Déjà reconnu coupable de viol en Suisse, Tariq Ramadan fait face à des accusations graves en France. Absent dès le début de son procès le 2 mars, ses avocats évoquent des problèmes de santé, entraînant un mandat d'arrêt émis par la justice.
C'est très attendue que la cour criminelle départementale de Paris a débuté le procès de Tariq Ramadan, confronté à des accusations de viols sur trois femmes entre 2009 et 2016. Notamment accusé de viol aggravé avec violences sur une personne vulnérable, lastar a manqué l'audience, suscitant des questions. Henda Ayari, une ancienne salafiste devenue militante laïque, a déclenché l’affaire en 2017 en déposant plainte contre lui, tandis que les autres cas se rapportent à des faits survenus à Lyon et Paris, rapportent nos confrères de France Info.
Une expertise médicale assure que Tariq Ramadan peut comparaître
Pour justifier son absence, ses avocats ont évoqué une suspicion d'accident vasculaire cérébral et ont présenté une attestation d'hospitalisation, demandant ainsi le report du procès. La présidente de la cour a alors ordonné une expertise médicale, qui a conclu que Ramadan était apte à se présenter devant la justice. Ce rapport, émis le 6 mars par des médecins neurologues, a été décisif dans le déclenchement du mandat d'arrêt.

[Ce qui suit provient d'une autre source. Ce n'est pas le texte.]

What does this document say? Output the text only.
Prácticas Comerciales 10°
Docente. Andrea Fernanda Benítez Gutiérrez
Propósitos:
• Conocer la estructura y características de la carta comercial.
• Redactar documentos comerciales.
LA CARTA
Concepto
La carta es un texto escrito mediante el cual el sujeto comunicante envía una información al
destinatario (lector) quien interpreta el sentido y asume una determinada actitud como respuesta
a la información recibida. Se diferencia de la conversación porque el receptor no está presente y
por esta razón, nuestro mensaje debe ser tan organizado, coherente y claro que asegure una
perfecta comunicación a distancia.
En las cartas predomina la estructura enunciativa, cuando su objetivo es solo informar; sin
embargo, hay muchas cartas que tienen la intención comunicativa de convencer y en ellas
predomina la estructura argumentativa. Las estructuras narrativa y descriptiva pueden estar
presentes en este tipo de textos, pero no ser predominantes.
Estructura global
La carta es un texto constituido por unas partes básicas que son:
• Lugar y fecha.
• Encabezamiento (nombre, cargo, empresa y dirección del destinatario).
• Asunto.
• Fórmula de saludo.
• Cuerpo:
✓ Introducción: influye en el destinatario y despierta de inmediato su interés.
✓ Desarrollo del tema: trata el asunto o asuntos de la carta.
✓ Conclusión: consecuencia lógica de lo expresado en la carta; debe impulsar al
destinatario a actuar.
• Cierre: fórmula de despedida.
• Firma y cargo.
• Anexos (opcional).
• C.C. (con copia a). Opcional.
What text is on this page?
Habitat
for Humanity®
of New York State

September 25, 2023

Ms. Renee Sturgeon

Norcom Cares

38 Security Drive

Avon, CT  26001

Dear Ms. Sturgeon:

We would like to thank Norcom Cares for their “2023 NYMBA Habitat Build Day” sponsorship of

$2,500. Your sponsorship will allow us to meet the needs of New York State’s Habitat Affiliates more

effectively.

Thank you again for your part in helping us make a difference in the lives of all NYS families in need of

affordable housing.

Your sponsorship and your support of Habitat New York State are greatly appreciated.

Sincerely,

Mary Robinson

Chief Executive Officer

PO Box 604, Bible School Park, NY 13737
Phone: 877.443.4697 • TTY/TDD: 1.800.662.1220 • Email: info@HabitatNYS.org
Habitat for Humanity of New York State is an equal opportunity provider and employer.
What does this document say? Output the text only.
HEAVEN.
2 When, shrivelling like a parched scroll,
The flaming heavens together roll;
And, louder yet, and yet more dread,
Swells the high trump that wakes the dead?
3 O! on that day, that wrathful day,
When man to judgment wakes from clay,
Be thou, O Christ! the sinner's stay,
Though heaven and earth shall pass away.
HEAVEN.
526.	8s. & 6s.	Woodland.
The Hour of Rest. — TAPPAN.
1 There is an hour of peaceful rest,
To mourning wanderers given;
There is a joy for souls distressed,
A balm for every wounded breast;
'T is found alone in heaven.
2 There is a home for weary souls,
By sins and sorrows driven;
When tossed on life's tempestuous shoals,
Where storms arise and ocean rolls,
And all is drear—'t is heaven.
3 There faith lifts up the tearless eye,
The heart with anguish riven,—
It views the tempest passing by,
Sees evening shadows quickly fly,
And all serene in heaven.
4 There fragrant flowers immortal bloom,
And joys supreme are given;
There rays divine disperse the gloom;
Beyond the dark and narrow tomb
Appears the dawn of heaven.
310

Première condamnation pour viol en Suisse
Suite à cette expertise, la justice française a émis un mandat d'arrêt exécutoire à son encontre. Bien que Ramadan souffre de sclérose en plaques et soit sous contrôle judiciaire qui lui interdit de quitter la France, il serait jugé par défaut, la justice considérant qu'il n'a pas fourni d'excuse valable pour son absence. Cette situation, qui soulève des interrogations sur la fragilité de la justice face à des personnalités publiques, sera à suivre de près, notamment par les médias et les observateurs du droit en France.